Not only could chucking a payload of water ice to the moon help sustain an expeditionary crew there, the impact would mimic — in experimental form — a comet strike. Therefore, it’s a double-whammy: A science mission wrapped within an exploration capability test mission.
Spearheading the speculative ploy — called SLAM — is Alan Stern, executive director of the Space Science and Engineering Division here at Southwest Research Institute. He’s the lead scientist on another "far-out but on the way" endeavor: the New Horizons spacecraft that is bound for Pluto.
"I hope the SLAM idea stimulates thought and gets people thinking a little bit more out of the box," Stern told Space.com. "When we have people on the moon, they are going to need water. This is an exceptionally efficient, low-cost way to get it there."
Cold traps, lukewarm thoughts
One perplexing issue for scientists and lunar exploration planners is just how much water ice is at the moon’s poles in the first place.
Spacecraft that orbited the moon — the Pentagon’s Clementine (1994) and NASA’s Lunar Prospector (1998-1999) — relayed data that hydrogen, arguably in the form of water ice, might be stashed at the lunar poles within permanently shadowed craters, called "cold traps."
If water ice is there, that resource could be used by visiting astronauts to make rocket fuel and oxygen. But is it there or not? And if so, how much water ice is available, and in what condition for processing?
NASA’s back-to-the-moon thinkers are anxious to sort out the truth about this possible lunar water inventory.
For instance, joining in on the robotic assault on the moon by several nations over the coming years is NASA’s Lunar Reconnaissance Orbiter, or LRO.
Thermal jacket
On LRO’s 2008 mission, a newly announced "secondary payload" is the Lunar Crater Observation and Sensing Satellite, or LCROSS. The LCROSS will monitor the impact of a spent upper stage from the same mission, leftover hardware that would impact a crater in the moon’s south pole area.

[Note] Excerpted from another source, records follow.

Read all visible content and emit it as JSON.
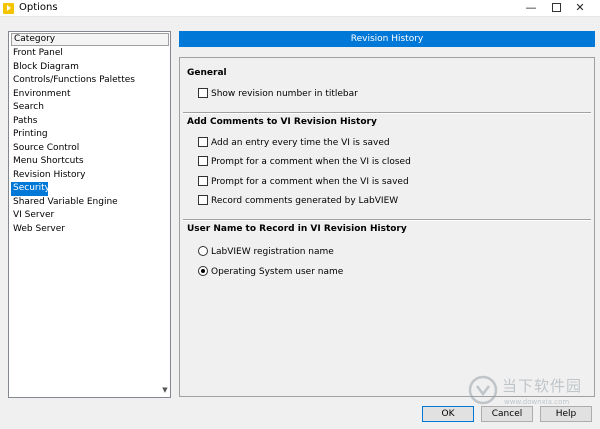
{
  "window": {
    "title": "Options",
    "minimize_glyph": "—",
    "close_glyph": "✕"
  },
  "category": {
    "header": "Category",
    "scroll_glyph": "▼",
    "items": [
      "Front Panel",
      "Block Diagram",
      "Controls/Functions Palettes",
      "Environment",
      "Search",
      "Paths",
      "Printing",
      "Source Control",
      "Menu Shortcuts",
      "Revision History",
      "Security",
      "Shared Variable Engine",
      "VI Server",
      "Web Server"
    ],
    "selected": "Security"
  },
  "panel": {
    "header": "Revision History",
    "general": {
      "title": "General",
      "show_revision": {
        "label": "Show revision number in titlebar",
        "checked": false
      }
    },
    "comments": {
      "title": "Add Comments to VI Revision History",
      "options": [
        {
          "label": "Add an entry every time the VI is saved",
          "checked": false
        },
        {
          "label": "Prompt for a comment when the VI is closed",
          "checked": false
        },
        {
          "label": "Prompt for a comment when the VI is saved",
          "checked": false
        },
        {
          "label": "Record comments generated by LabVIEW",
          "checked": false
        }
      ]
    },
    "username": {
      "title": "User Name to Record in VI Revision History",
      "options": [
        {
          "label": "LabVIEW registration name",
          "selected": false
        },
        {
          "label": "Operating System user name",
          "selected": true
        }
      ]
    }
  },
  "buttons": {
    "ok": "OK",
    "cancel": "Cancel",
    "help": "Help"
  },
  "watermark": {
    "name": "当下软件园",
    "url": "www.downxia.com"
  },
  "colors": {
    "accent": "#0078d7",
    "app_icon": "#f5c400"
  }
}
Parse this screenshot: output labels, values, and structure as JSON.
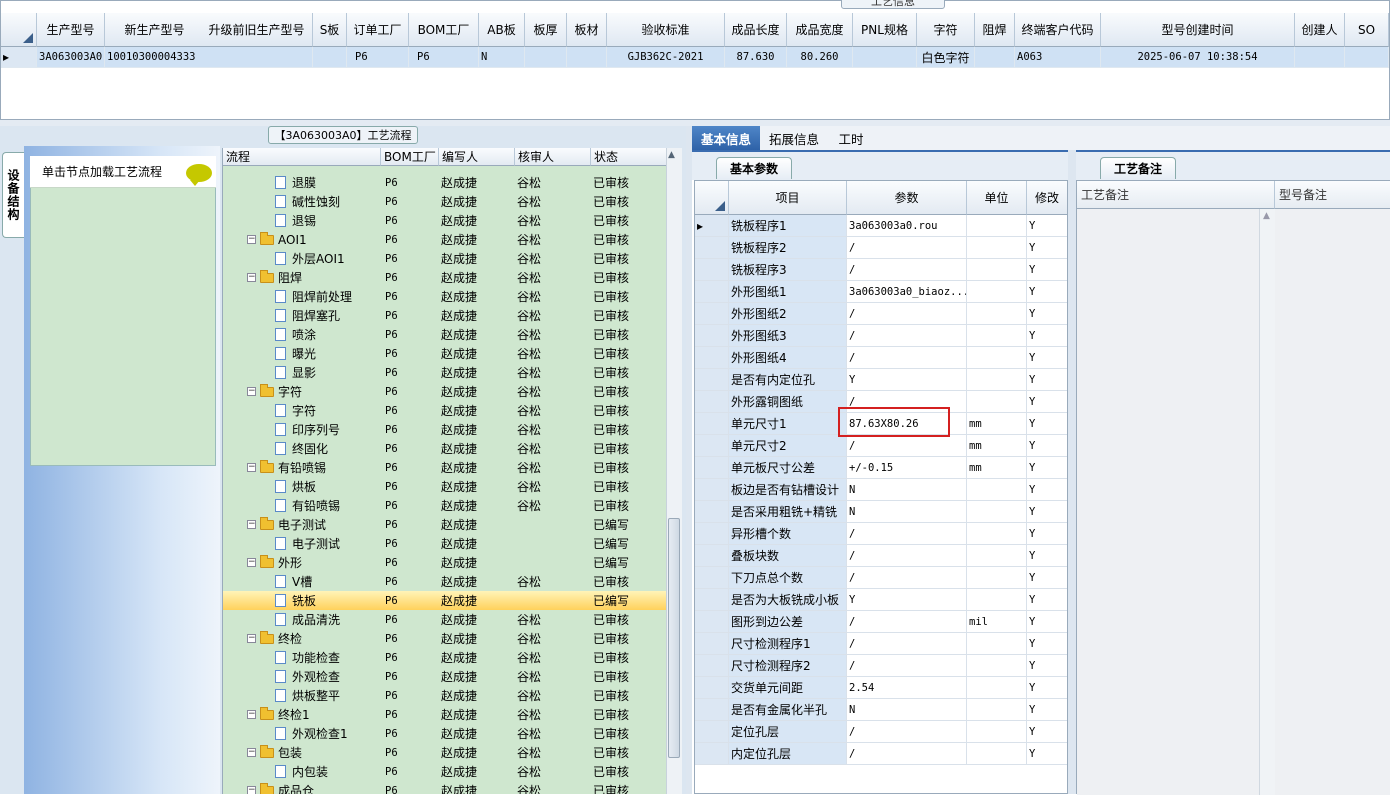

A plume of material should be tossed high above the moon’s desolate landscape — then sensor-scanned in a look for lunar water ice.
If found, getting at that water ice at the poles won’t be easy. Having people and machinery work in those cold-trap climes would be tough. Light and power reserves aren’t easy to come by. Communications in and out of those locales is an issue, too.
And that’s where SLAM meets these difficulties, head on.
SLAM needs no midcourse correction en route to the moon — nor does it need a spacecraft, for that matter. All that’s necessary is a thermal jacket for the water ice payload that’s flung by rocket booster toward any selected spot on the moon.
"It appears to be entirely feasible, simple and really cheap," Stern said. A proprietary technique would be utilized to keep the water ice ball from being buried too deep on impact.
At lunar impact speeds, virtually all of the ice will come to rest less than 5 feet (1.5 meters) below the surface, if properly pre-fractured. Also, work done on the concept indicates that a majority of the water ice that is slammed into the moon is retained, with only 15 percent vaporized.